After Ahmadinejad’s letter to Bush, his epistle to Chancellor Merkl is now beginning to circulate. A comparison of the two texts might yield interesting results, but this second text, on its own, is disappointingly flat. Is he more gentle addressing a woman? (There is some intratextual evidence to support that hypothesis.) Or is he trying to appeal to the Germans and the Europeans whom he hopes to pry loose from America’s democracy agenda? Not unlikely. What can be gleaned from reading the letter to Merkl? A few symptomatic insights into Ahmadinejad’s mentality and an ideology that must circulate in at least some circles in Teheran.
- An appeal to Merkl in the sense of establishing a privileged link between Germany and Iran, or between Germany and Islamic world. This is a rerun of the geopolitical vision of the original Islamic fascist, the Mufti of Jerusalem, Amin all-Husseini, who tried to form an alliance with Nazi Germany. Palestinian nationalism has suffered from his legacy ever since.
- Holocaust denial, his standard fare, coupled however with a particular animosity toward England (which Ahmadinejad must somehow imagine trapped in a conflict with Germany, as if his historical readings stopped in the world wars).

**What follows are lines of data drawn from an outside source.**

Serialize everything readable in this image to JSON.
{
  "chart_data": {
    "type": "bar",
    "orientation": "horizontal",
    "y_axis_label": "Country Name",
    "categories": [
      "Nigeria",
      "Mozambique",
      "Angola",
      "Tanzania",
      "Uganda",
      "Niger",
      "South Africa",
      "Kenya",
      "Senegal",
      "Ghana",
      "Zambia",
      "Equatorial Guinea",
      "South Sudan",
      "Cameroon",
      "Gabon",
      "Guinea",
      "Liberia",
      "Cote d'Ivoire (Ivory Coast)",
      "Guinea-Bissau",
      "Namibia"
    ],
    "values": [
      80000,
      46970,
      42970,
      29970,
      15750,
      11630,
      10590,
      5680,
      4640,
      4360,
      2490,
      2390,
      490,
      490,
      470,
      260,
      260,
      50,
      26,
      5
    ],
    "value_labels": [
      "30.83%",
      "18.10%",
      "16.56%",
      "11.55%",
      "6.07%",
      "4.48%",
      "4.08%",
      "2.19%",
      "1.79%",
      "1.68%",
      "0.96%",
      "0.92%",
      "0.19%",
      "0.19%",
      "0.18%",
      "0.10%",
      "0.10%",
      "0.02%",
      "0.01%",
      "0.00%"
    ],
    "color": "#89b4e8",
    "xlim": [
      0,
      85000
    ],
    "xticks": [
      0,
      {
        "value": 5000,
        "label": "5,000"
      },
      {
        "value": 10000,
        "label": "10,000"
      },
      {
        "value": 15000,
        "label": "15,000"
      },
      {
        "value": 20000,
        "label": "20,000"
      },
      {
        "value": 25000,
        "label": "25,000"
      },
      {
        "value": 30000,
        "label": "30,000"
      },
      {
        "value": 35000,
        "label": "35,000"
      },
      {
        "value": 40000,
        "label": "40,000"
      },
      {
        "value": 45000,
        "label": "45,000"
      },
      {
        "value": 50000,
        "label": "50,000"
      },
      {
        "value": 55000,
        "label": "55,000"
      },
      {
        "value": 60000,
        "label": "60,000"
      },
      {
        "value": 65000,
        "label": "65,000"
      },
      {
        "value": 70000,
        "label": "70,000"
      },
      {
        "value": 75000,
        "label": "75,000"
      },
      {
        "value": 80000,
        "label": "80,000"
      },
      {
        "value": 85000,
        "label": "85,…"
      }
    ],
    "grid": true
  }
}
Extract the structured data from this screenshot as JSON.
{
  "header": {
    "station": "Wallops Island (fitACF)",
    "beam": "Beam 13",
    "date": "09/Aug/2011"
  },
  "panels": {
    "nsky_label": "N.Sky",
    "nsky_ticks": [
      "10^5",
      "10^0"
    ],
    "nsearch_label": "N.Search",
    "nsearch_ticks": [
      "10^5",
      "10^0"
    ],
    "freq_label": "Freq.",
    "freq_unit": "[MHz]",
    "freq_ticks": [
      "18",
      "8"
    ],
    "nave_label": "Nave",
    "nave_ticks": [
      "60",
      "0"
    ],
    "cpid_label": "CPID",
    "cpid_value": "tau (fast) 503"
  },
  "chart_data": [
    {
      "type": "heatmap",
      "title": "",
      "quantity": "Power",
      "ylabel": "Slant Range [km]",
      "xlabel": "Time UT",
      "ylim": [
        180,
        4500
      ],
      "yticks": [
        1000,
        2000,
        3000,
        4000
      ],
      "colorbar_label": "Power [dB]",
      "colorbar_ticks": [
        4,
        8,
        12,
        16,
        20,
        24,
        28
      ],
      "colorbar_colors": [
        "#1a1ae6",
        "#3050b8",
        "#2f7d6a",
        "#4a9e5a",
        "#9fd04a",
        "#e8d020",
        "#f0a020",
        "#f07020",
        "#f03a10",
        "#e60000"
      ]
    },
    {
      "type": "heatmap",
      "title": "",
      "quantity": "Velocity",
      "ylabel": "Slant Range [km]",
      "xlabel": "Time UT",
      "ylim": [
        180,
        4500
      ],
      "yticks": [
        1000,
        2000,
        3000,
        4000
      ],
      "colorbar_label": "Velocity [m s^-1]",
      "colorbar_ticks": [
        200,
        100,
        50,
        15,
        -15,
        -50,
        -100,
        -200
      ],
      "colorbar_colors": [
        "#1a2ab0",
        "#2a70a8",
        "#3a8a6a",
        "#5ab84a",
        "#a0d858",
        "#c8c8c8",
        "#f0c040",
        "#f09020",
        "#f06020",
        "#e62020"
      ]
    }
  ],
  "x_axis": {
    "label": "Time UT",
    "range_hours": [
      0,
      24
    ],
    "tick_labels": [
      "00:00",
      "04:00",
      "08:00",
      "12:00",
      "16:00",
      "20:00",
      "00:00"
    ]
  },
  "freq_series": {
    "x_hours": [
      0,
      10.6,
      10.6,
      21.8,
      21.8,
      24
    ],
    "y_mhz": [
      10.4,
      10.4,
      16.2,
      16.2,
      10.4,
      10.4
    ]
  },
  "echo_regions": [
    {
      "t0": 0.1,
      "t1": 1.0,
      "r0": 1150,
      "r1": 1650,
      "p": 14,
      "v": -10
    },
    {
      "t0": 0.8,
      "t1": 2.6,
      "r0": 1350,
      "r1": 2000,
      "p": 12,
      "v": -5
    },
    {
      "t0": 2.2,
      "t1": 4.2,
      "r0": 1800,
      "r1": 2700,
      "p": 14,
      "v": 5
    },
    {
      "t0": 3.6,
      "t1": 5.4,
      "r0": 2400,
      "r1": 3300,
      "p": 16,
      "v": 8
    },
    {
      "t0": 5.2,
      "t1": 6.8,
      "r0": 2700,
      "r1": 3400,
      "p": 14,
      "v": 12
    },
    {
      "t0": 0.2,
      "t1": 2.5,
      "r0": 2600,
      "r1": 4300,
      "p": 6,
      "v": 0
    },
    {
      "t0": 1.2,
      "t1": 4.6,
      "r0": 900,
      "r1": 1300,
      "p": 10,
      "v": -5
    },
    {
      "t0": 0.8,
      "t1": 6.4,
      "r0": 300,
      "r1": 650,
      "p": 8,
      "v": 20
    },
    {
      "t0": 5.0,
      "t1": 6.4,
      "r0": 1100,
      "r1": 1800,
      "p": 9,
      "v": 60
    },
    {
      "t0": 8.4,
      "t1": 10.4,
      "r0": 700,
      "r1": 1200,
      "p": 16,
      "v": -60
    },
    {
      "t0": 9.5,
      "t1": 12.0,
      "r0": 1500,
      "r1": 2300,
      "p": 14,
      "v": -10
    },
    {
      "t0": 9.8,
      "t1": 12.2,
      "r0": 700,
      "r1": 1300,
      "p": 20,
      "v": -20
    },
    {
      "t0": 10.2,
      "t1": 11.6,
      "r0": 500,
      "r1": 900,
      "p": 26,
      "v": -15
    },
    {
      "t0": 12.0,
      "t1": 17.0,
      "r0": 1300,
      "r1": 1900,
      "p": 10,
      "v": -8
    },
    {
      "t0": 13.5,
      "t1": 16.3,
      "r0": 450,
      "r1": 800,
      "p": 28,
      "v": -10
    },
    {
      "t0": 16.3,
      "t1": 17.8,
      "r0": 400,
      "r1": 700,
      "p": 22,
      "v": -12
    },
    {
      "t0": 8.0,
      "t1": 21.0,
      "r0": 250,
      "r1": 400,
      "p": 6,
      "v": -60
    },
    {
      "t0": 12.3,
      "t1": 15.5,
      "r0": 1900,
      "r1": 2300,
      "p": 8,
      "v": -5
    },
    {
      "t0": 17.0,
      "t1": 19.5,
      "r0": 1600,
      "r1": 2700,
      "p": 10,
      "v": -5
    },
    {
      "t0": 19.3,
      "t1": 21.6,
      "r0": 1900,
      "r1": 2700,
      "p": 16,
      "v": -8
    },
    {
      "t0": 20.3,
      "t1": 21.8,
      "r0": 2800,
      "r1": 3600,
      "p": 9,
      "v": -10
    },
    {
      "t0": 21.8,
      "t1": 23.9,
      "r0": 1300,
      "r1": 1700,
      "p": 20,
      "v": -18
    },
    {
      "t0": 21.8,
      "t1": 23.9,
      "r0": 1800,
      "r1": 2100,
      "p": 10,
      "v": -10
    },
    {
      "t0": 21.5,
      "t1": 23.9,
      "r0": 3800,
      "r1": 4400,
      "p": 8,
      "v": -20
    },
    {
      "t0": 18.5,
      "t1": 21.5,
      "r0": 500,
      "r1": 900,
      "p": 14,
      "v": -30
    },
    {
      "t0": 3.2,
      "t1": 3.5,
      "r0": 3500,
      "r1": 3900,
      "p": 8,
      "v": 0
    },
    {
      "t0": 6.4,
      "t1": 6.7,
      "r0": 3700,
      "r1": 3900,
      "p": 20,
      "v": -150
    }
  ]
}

- An explicit religious foundation to his analysis, in particular the diagnosis that monotheistic faith is spreading: the “Tendency toward faith in the oneness of God is on the rise.” Is this a barely hidden account of the spread of Islam? The jihadist animosity toward Europe must derive in part from the perception of a European slide out of monotheism into the neo-paganism of secularism.
- A curious idealism: no references to material scarcity, no reference to economic reform but a repeated invocation of the cultural achievements of civilization, in particular in Germany; he starts, “If it had it not been for Germany being a great contributor to progress in science, philosophy, literature, arts and politics . . .”
- And an unabashed appeal to Merkl as a woman due to “the advantages that are limited to women, such as stronger human sentiments and certain manifestations of the divine compassion and kindness, specially in the position of a mother and being at the service of the people. . . .” How charming.
- Finally, and probably most characteristically, the text talks about the fates of peoples but never the rights of the people and certainly never any individual rights. The drama of history, according to Ahmadinejad, takes place in the conflict of nations, but individuals apparently have no claim on rights. His Iran must be the model of the future for the jihadist agenda.